Four Tips for Effective Bivocational Ministry

I have the blessing of working as the youth director at my church. When I moved to Fritch over two years ago, I started teaching the youth Sunday School class, organizing activities, as well as other responsibilities outside of the youth group. It’s been a blessing to see a number of teenagers come to know Christ and grow closer in their walk with Jesus.

My wife and I have tried to make an impact in our small corner of the world, and we wouldn’t want to do anything else. However, we have had to do something else. Because the church is financially unable to support another staff member, I have to work somewhere else. My wife has had to work as well until a few months ago. While working a full time job outside the church has proven to be a difficult task, it is not impossible. Here are a few things I’ve learned since being in Fritch on how to effectively minister while holding a full time job.

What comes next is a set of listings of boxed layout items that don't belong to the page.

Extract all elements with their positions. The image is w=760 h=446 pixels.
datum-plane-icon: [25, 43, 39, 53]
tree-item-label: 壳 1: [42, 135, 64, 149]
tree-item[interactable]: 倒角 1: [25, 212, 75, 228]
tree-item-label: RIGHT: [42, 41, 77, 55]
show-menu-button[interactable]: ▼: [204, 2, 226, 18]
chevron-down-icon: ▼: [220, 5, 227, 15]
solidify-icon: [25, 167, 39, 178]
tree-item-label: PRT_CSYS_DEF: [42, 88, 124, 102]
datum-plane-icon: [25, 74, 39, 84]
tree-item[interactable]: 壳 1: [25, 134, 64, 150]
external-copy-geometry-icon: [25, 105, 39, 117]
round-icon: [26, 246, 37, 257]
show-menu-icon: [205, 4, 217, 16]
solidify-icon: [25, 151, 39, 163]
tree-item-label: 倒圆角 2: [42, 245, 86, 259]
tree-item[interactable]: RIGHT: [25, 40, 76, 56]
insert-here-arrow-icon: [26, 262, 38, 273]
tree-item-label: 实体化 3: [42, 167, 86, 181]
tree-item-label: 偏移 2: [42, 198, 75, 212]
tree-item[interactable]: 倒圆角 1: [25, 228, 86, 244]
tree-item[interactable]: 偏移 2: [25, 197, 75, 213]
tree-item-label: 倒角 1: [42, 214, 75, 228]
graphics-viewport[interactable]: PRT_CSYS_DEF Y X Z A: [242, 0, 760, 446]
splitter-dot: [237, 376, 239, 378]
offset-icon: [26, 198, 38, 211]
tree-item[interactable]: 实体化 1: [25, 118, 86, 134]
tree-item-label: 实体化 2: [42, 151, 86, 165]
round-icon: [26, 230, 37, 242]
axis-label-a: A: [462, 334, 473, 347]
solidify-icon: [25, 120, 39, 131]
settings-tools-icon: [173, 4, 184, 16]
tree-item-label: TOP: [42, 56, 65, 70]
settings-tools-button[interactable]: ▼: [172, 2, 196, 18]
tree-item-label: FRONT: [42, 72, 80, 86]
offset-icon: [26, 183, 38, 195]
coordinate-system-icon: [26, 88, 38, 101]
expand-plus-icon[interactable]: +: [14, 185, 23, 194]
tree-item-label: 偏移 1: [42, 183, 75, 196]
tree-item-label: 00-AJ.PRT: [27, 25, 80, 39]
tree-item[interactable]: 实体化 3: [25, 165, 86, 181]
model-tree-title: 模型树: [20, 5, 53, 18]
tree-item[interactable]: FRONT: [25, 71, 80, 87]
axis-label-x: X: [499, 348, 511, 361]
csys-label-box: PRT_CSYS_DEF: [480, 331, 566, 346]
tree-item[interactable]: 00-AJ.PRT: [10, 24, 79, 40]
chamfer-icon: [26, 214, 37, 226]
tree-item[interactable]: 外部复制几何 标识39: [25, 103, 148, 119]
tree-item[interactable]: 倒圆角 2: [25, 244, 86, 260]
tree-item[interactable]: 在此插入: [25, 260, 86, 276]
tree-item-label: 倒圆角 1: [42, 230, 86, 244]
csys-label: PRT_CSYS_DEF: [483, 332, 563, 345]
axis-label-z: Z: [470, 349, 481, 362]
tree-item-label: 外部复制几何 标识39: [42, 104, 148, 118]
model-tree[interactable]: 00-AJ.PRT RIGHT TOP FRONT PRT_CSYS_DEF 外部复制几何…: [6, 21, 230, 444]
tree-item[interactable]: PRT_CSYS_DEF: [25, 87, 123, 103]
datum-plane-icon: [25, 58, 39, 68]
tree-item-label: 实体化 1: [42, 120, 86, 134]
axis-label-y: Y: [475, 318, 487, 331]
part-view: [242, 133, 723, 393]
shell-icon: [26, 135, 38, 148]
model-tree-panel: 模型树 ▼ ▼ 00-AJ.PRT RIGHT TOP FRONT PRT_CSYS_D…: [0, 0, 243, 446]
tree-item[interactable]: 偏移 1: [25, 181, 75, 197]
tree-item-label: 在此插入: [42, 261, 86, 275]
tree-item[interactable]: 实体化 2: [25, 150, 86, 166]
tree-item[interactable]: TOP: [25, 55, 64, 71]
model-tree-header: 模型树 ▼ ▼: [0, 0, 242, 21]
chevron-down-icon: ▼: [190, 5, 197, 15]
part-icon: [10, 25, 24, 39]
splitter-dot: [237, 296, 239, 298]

  1. Use prewritten curriculum.

    For the first entire year I studied and prepared my own messages. While it was beneficial to study the Word in that fashion, it took a significant amount of time. I hadn’t thought about using prewritten curriculum until I was talking to another youth director who was also bivocational. The suggestion to use a curriculum opened my eyes to the possibility of being able to do other things instead of spending most of my free time on preparing a message. There are a number of good sources that offer curriculum at a fair price. I don’t use other people’s work all the time, but it is a good investment.

  2. Use time wisely.
    Using prewritten curriculum leads us to this related tip. Holding a full time job, fulfilling church responsibilities, spending time with my family, and up keeping my house is a lot to balance. While I haven’t mastered this balance yet, I recognize its dire importance. Sometimes I spend too much time working and not enough time with my family. Sometimes I haven’t made enough time to finish my church responsibilities. However, just like a tightrope walker is always making corrections and never 100% balanced, I always have corrections to make. If necessary, make a written schedule in an attempt to balance your time.
  3. Say no.
    I suppose that this may be true of someone who works full time at the church as well, but it is especially true of a bivocational minister. Because our time is limited, we must be careful not to add too much to our plate. Please understand that I am not saying to say no to everything. There are times when it feels like we simply cannot add another responsibility. In those times, we must step back and ask ourselves if it would be harmful to add another listing to our job description. If you feel like you are not able, politely decline, or ask if you can delegate this to someone else who would be able to fulfill the requirements.
  4. Remain dependent on Christ.
    This is, and always will be, the most important aspect of ministering. We have to recognize that using curriculum, making a schedule, or even denying some requests will never replace the power that comes from Christ. We start to fail when we do everything in our own power and in our own way. Bible reading and prayer must be essentials in our busy schedule. I’m reminded of Proverbs 21:31 “The horse is prepared against the day of battle: but safety is of the LORD.” Solomon teaches his son that he can prepare his horses for battle. He can make sure they are physically ready. They can be fitted for battle armor. Their riders can be expert soldiers, but God gives safety. We can plan activities, write messages, organize ministries, spend time with family, and work, but power comes from Christ.

These are not all the things I have learned, but I hope they were a help. Whether you work with youth or adults or are even a bivocational pastor, rely on God for help, and be wise about your time.